К ее огромному удивлению волк, выскочивший следом за ней на берег, послушно плюхнулся на тощий мокрый зад и попытался даже вильнуть хвостом. Смотрел ей в глаза преданно и грустно.
– Мутабор, – вздохнула Агата.
– Твою ж за ногу об забор и три раза нещадно! Я одежду с таким трудом укра… добыл! А теперь что? Уплыла одежонка-то, вместе с русалками!
А теперь перед ней вновь сидел совершенно голый, мокрый и очень несчастный Рудольф.
8. Самое желанное
Что ж, теперь-то она его не отпустит. Вдвоем ночевать на мельнице не страшно вовсе, так Агата своему новому приятелю и заявила. Предупредила только:
– Будешь приставать – руки вырву и обратно воткну. Как придется и куда ни попадя.
– Я с незнакомыми баба… в смысле, прекрасными девами не сплю, – заявил морф. – Между прочим, ты так и не представилась. Или мне тебя, любезнейшая, звать баронессой Гессер? А может и вовсе – хозяйкой? Раз уж ты нарекла меня оруженосцем.

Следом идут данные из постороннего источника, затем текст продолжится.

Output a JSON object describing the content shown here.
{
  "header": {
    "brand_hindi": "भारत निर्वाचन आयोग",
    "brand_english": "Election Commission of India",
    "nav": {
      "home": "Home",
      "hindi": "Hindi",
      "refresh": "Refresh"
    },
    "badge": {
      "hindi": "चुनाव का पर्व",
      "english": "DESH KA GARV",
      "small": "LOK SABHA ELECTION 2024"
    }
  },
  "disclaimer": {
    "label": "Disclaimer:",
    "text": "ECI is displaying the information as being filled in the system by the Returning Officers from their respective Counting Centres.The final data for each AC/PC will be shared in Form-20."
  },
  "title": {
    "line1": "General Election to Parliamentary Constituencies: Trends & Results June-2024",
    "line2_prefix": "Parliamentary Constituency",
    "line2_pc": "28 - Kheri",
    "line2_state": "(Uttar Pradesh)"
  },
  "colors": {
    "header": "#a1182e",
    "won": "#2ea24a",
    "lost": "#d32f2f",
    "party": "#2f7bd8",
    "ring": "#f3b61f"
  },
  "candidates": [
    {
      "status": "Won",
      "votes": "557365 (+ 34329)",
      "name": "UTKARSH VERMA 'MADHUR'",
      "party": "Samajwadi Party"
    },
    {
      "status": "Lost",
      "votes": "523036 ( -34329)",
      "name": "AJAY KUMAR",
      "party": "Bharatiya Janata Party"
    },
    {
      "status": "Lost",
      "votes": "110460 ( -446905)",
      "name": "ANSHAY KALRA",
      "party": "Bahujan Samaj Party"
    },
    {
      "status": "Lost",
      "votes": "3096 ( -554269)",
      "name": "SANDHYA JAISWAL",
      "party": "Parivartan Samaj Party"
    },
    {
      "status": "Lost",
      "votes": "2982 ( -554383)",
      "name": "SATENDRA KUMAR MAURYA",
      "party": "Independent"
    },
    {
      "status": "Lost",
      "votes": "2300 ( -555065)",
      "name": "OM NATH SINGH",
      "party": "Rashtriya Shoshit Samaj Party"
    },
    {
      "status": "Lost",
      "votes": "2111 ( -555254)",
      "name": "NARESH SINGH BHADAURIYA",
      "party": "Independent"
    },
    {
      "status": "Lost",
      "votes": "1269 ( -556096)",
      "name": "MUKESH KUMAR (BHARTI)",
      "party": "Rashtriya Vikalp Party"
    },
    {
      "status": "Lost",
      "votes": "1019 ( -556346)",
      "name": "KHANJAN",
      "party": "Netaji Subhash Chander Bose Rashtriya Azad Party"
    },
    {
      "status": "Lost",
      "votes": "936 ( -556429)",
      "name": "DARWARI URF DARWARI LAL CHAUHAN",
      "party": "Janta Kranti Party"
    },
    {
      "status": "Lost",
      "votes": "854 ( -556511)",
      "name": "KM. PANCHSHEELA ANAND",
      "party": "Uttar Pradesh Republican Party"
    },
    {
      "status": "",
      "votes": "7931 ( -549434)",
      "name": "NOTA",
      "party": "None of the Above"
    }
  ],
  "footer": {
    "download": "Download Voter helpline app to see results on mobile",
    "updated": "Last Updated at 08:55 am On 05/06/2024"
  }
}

– Госпожой зови, – хмыкнула девушка. – Можно – госпожой Агатой. Кстати, а давай ты в зверином обличье спать будешь, а? Там ты хотя бы не совсем голый.
– И упустить возможность ночью прижиматься к тебе всем своим прекрасным юным телом? – картинно возмутился Рудольф. – Ну уж нет! И вообще… знаешь, я столько лет был зверем, что не совсем еще управляю своими инстинктами. Мало ли, покусаю с голодухи.